I’m not sure how the economics should work. Should the city pay to reclaim and ‘clean up’ a developers work? I thin some here might say that the developer is not at fault if they were able to create a feasible community or business if even over a short term, but at what cost? If the land can be legitimately reclaimed and/or made sustainably productive I might be able to support the notion. It will be interesting to see how well we can truly reclaim/repurpose urban land and what role LA’s could play in the process.March 9, 2010 at 4:09 pm #170570Trace OneParticipant
Vacant lots in Philly and New York have been co-opted by neighbors in a movement that started years ago,the
“Community Garden” thing..In the eighties I had a nice 12×8 foot raised plot for my veggies in a W. Philly lot that the neighbors had reclaimed, removing the rubble brick by brick..
Don’t know the legality of that lot, but I do know that Bette Midler famously bought all these reclaimed lots, in New York, perhaps in the nineties – the lots had been turned into neighborhood gardens, but when property owners were trying to oust the gardens, Bette Midler bought a bunch of them and donated the land to the gardeners..
I grew all kinds of stuff..We also used ‘phil-organic’ good old reprocessed philly sewage sludge..March 9, 2010 at 4:18 pm #170569
From my perspective and experience… In my ‘small’ community, and immediately surrounding us, we have this problem and the city is absolutely partially responsible.
Two examples- (My neighbor is a building inspector for the city. Through him I have stories to list that would make Santa Claus’ list seem like a small honey-due list)
First. The city I live in was voted in 2006 as one of the best and fastest growing in the nation. One particular community that was being developed went through the city process so quick that the city missed an arterial connection to the main highway, that was supposed to be there. Now that has caused serious and very expensive ‘fixes’ with neighboring communities, commercial lots and a bypass that is going in now. The city is not totally at fault but they were so quick to get the next developer on board and approved they had many careless and needless oversights. Irresponsible.

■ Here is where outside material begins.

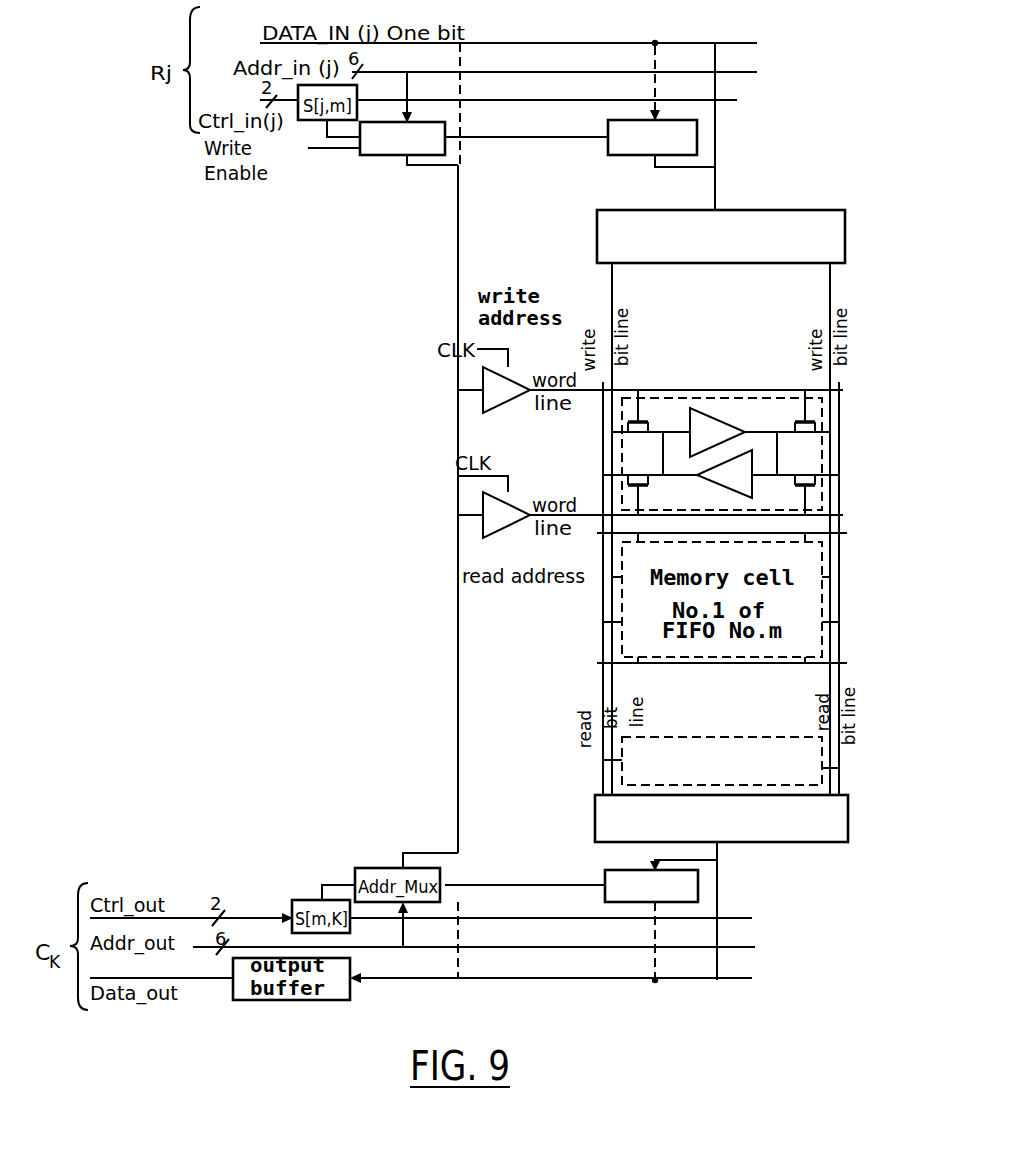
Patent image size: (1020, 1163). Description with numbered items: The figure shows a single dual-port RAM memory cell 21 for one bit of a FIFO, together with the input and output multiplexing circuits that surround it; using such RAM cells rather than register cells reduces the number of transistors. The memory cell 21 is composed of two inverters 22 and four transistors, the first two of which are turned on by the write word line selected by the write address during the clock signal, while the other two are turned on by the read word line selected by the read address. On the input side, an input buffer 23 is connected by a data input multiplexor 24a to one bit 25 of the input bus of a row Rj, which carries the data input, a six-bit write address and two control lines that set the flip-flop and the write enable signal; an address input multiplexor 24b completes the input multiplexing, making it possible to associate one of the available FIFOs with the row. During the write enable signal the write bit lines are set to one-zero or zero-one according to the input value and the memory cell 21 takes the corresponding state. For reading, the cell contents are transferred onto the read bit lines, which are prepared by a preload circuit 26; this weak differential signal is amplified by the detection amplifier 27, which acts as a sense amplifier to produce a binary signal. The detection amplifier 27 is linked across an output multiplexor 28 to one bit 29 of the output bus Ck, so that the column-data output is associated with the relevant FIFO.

Second, is a tiny community, in the same city, that I worked on personally. To keep it short, we did precisely as the city wanted. (this project was a city funded housing complex) Then we waited. And waited. And waited. Finally they came back and said this isn’t what they wanted. They did this several times and expected us to make their revisions on our time and dime even when we pointed out the revisions were contradictory etc. Their inability to be decisive, have a vision and move forward has led to one of the lots as mentioned above in the middle of town.
As for the developers, I have come across many, not all, but many where their ‘eyes were bigger than their appetites’. Irresponsible.
Granted, if the city ‘cleans up’ behind the developer the cost would be passed on to the taxpayer. Last thing I want is more taxes but what these examples demonstrate is the delicate thread that weaves our profession, communities, ideals, motivations (individually and collectively) etc. and reiterates the need to vote qualified and responsible people into office. Thats a whole other topic though so I digress. (sp?)
Say hi to beautiful Colorado for me.
GabeMarch 9, 2010 at 4:24 pm #170568
Great to hear of examples that have gone before. Sounds like some great fertilizer too! Recycled Philly Cheesesteaks!
This stuff is relatively new to me as I don’t spend much time in big cities and have never lived in one. Closest I get is Sacramento and some, including myself, would argue that it isn’t a true big city.
It seems something like this could work in smaller communities too so long as there was a private investor willing to donate.